Three models were fitted. In Model 1, we adjusted for age at recruitment (years) and sex (men, women). In Model 2, we further adjusted for education (college or university degree, other professional qualifications, A/AS levels or equivalent or O levels/General Certificate of Secondary Education [GCSE] or equivalent, none of the above), socio-economic status (TDI, continuous), ethnicity (White, others), BMI (kg/m2, continuous), alcohol intake (never or special occasions, monthly to weekly, daily), smoking status (never, past, current), healthy diet score (in quintiles), sleep duration (≤ 6, 7–8, ≥ 9 hours/day), physical activity status (yes, no), family history of CVD (yes, no), prevalent hypertension (yes, no), prevalent cancer (yes, no), duration of diabetes (years continuous), HbA1c (mmol/mol, continuous), anti-diabetic medications (none, oral drugs, insulin and others), anti-hypertensive medications (yes, no), cholesterol-lowering medications (yes, no), aspirins use (yes, no), and clopidogrel use (yes, no). In Model 3, indications for PPIs use (GERD, gastric ulcer, duodenal ulcer, peptic ulcer, or gastrointestinal ulcer) were additionally adjusted.
We also stratified the analyses by age (≤ 65, > 65 years), sex (men, women), duration of diabetes (≤ 5, > 5 years), smoking status (never, ever), family history of CVD (yes, no), medications for diabetes (none, oral drugs, insulin and others), antiplatelet drugs (aspirins/clopidogrel; yes, no), and indications of PPIs (yes, no). The multiplicative interactions between PPIs use and the stratified factors on the risk of outcomes were tested using the likelihood ratio test by including an interaction term in Model 3. In addition, we assessed the associations between different type of PPIs (omeprazole, lansoprazole, esomeprazole, and other PPIs) and risks of outcomes to clarify whether the observed associations were agent-specific or class-specific.
To explore the robustness of our primary findings, we performed a number of sensitivity analyses.

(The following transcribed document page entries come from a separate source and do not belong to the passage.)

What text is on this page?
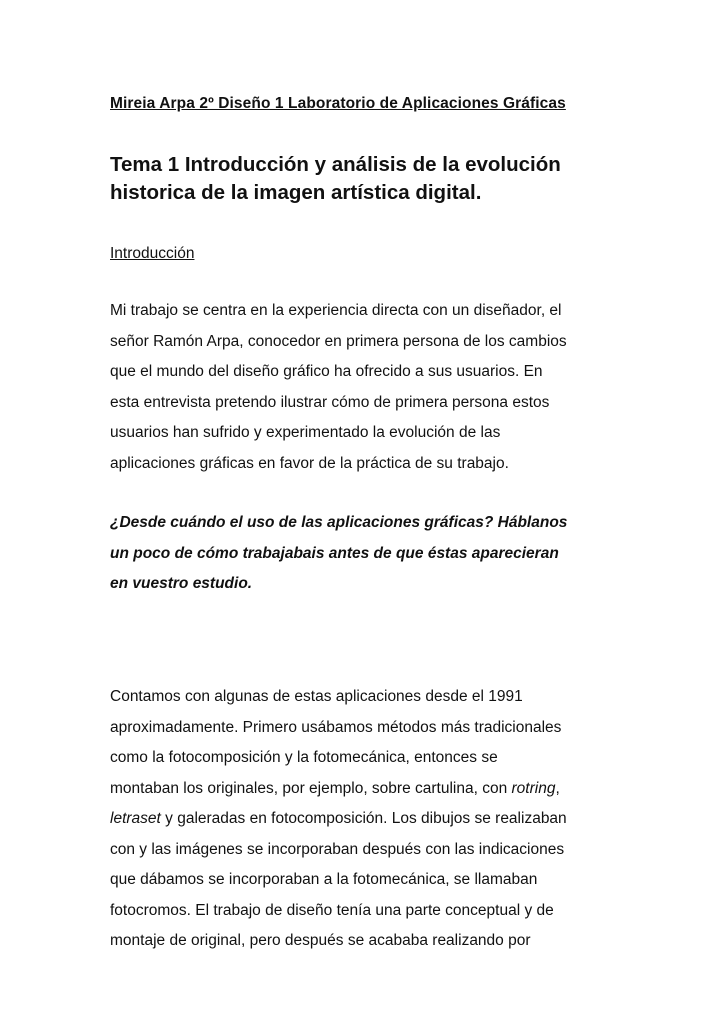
Mireia Arpa 2º Diseño 1 Laboratorio de Aplicaciones Gráficas
Tema 1 Introducción y análisis de la evolución
historica de la imagen artística digital.
Introducción

Mi trabajo se centra en la experiencia directa con un diseñador, el
señor Ramón Arpa, conocedor en primera persona de los cambios
que el mundo del diseño gráfico ha ofrecido a sus usuarios. En
esta entrevista pretendo ilustrar cómo de primera persona estos
usuarios han sufrido y experimentado la evolución de las
aplicaciones gráficas en favor de la práctica de su trabajo.

¿Desde cuándo el uso de las aplicaciones gráficas? Háblanos
un poco de cómo trabajabais antes de que éstas aparecieran
en vuestro estudio.

Contamos con algunas de estas aplicaciones desde el 1991
aproximadamente. Primero usábamos métodos más tradicionales
como la fotocomposición y la fotomecánica, entonces se
montaban los originales, por ejemplo, sobre cartulina, con rotring,
letraset y galeradas en fotocomposición. Los dibujos se realizaban
con y las imágenes se incorporaban después con las indicaciones
que dábamos se incorporaban a la fotomecánica, se llamaban
fotocromos. El trabajo de diseño tenía una parte conceptual y de
montaje de original, pero después se acababa realizando por
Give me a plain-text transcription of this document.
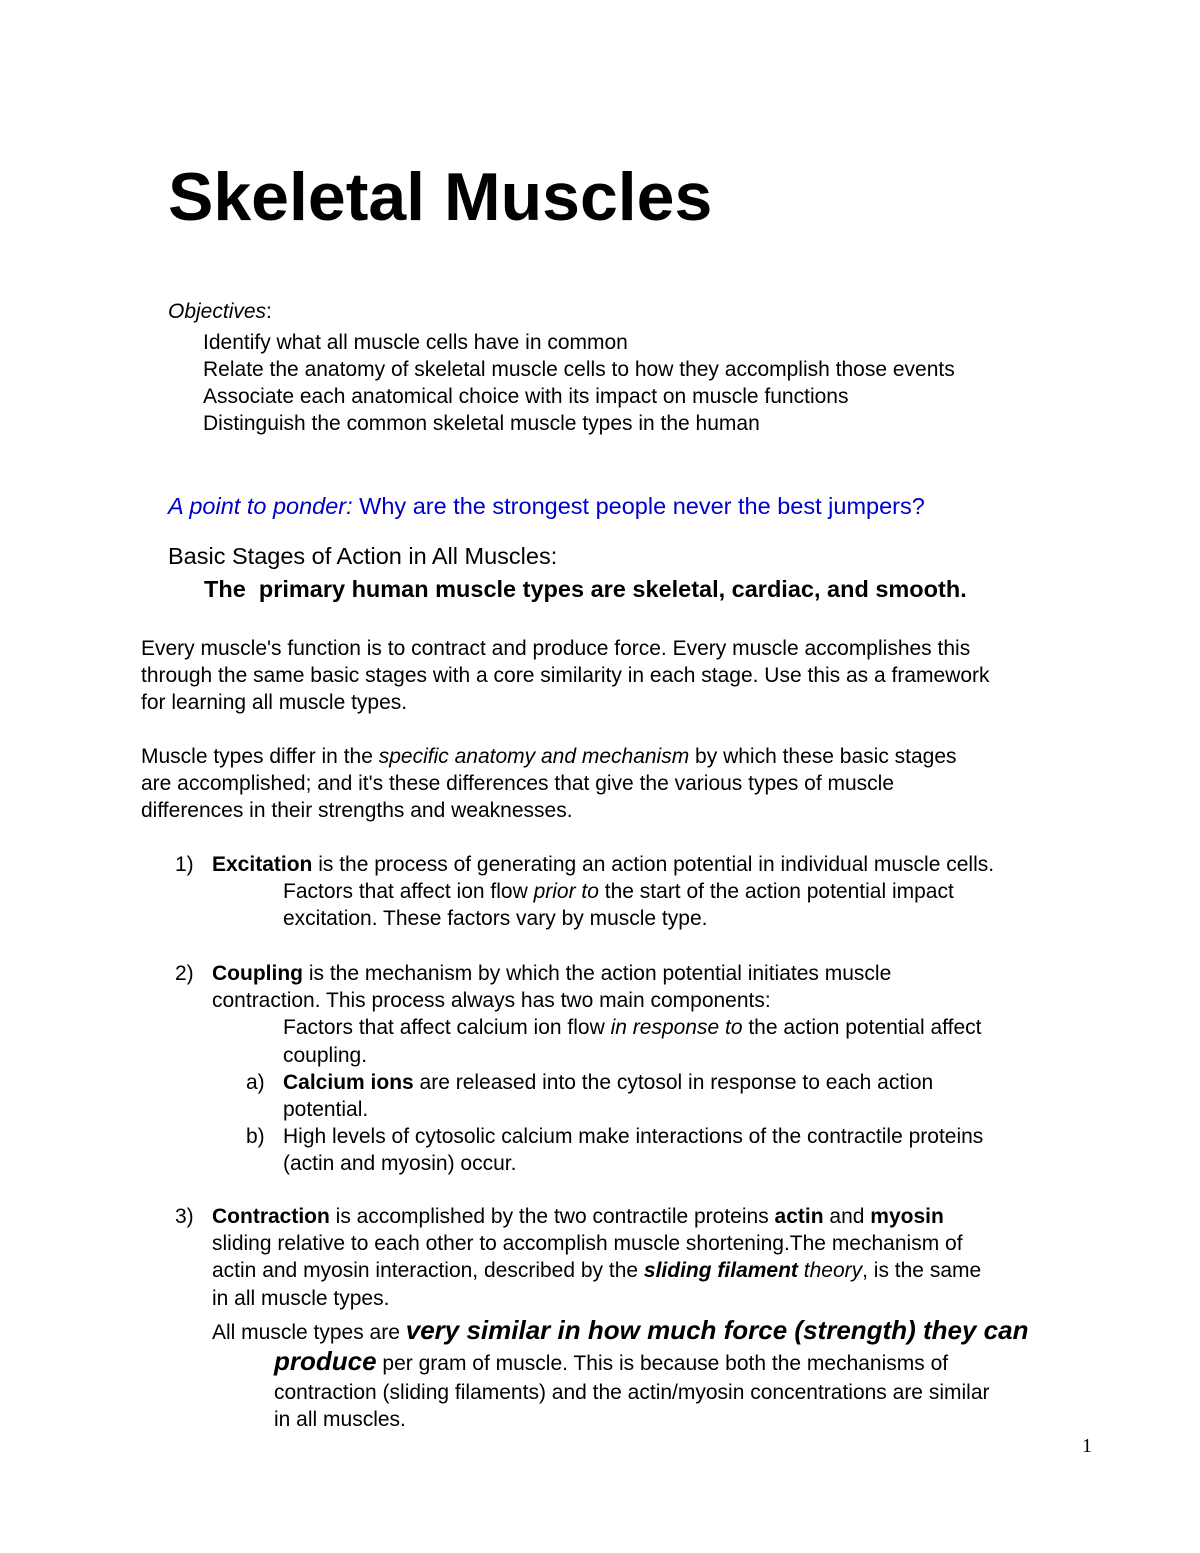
Skeletal Muscles

Objectives:

Identify what all muscle cells have in common
Relate the anatomy of skeletal muscle cells to how they accomplish those events
Associate each anatomical choice with its impact on muscle functions
Distinguish the common skeletal muscle types in the human

A point to ponder: Why are the strongest people never the best jumpers?

Basic Stages of Action in All Muscles:

The  primary human muscle types are skeletal, cardiac, and smooth.

Every muscle's function is to contract and produce force. Every muscle accomplishes this
through the same basic stages with a core similarity in each stage. Use this as a framework
for learning all muscle types.

Muscle types differ in the specific anatomy and mechanism by which these basic stages
are accomplished; and it's these differences that give the various types of muscle
differences in their strengths and weaknesses.

1) Excitation is the process of generating an action potential in individual muscle cells.
Factors that affect ion flow prior to the start of the action potential impact
excitation. These factors vary by muscle type.
2) Coupling is the mechanism by which the action potential initiates muscle
contraction. This process always has two main components:
Factors that affect calcium ion flow in response to the action potential affect
coupling.
a) Calcium ions are released into the cytosol in response to each action
potential.
b) High levels of cytosolic calcium make interactions of the contractile proteins
(actin and myosin) occur.
3) Contraction is accomplished by the two contractile proteins actin and myosin
sliding relative to each other to accomplish muscle shortening.The mechanism of
actin and myosin interaction, described by the sliding filament theory, is the same
in all muscle types.
All muscle types are very similar in how much force (strength) they can
produce per gram of muscle. This is because both the mechanisms of
contraction (sliding filaments) and the actin/myosin concentrations are similar
in all muscles.
1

First, to minimize the residual confounding, we assessed the associations in a propensity score-matched cohort of PPIs users (n = 3275) and non-users (n = 3275). Propensity scores were calculated using a logistic regression model including age, sex, TDI, education, ethnicity, BMI, smoking, drinking, physical activity, sleep duration, healthy diet score, family history of CVD, history of hypertension, history of cancer, HbA1c, duration of T2D, aspirins use, clopidogrel use, medications for hypertension, cholesterol and diabetes as covariates. The PPI users and non-users were 1:1 matched using nearest neighbour method without replacement (caliper = 0.1). Second, we performed a two-year lag year analysis to minimize the possibility of reverse causality on the observed associations. Third, we repeated the main analyses using multiple imputation method for covariates by chained equations with 5 imputations. Fourth, to further account for the potential confounding effect of indications of PPIs, we additionally adjusted for use of H2 receptor antagonists in Model 3. Fifth, we investigated the associations of PPIs use with risks of ischemic and haemorrhagic stroke. Further, to increase the statistical power, we combined stroke and transient ischemic attack (TIA) as a composite outcome, and tested the association between PPIs use and risk of stroke/TIA.
All analyses were performed using Stata statistical software, release 15.1 (StataCorp LP, College Station, Texas), and a two-sided p < 0.05 was set as the threshold for statistical significance.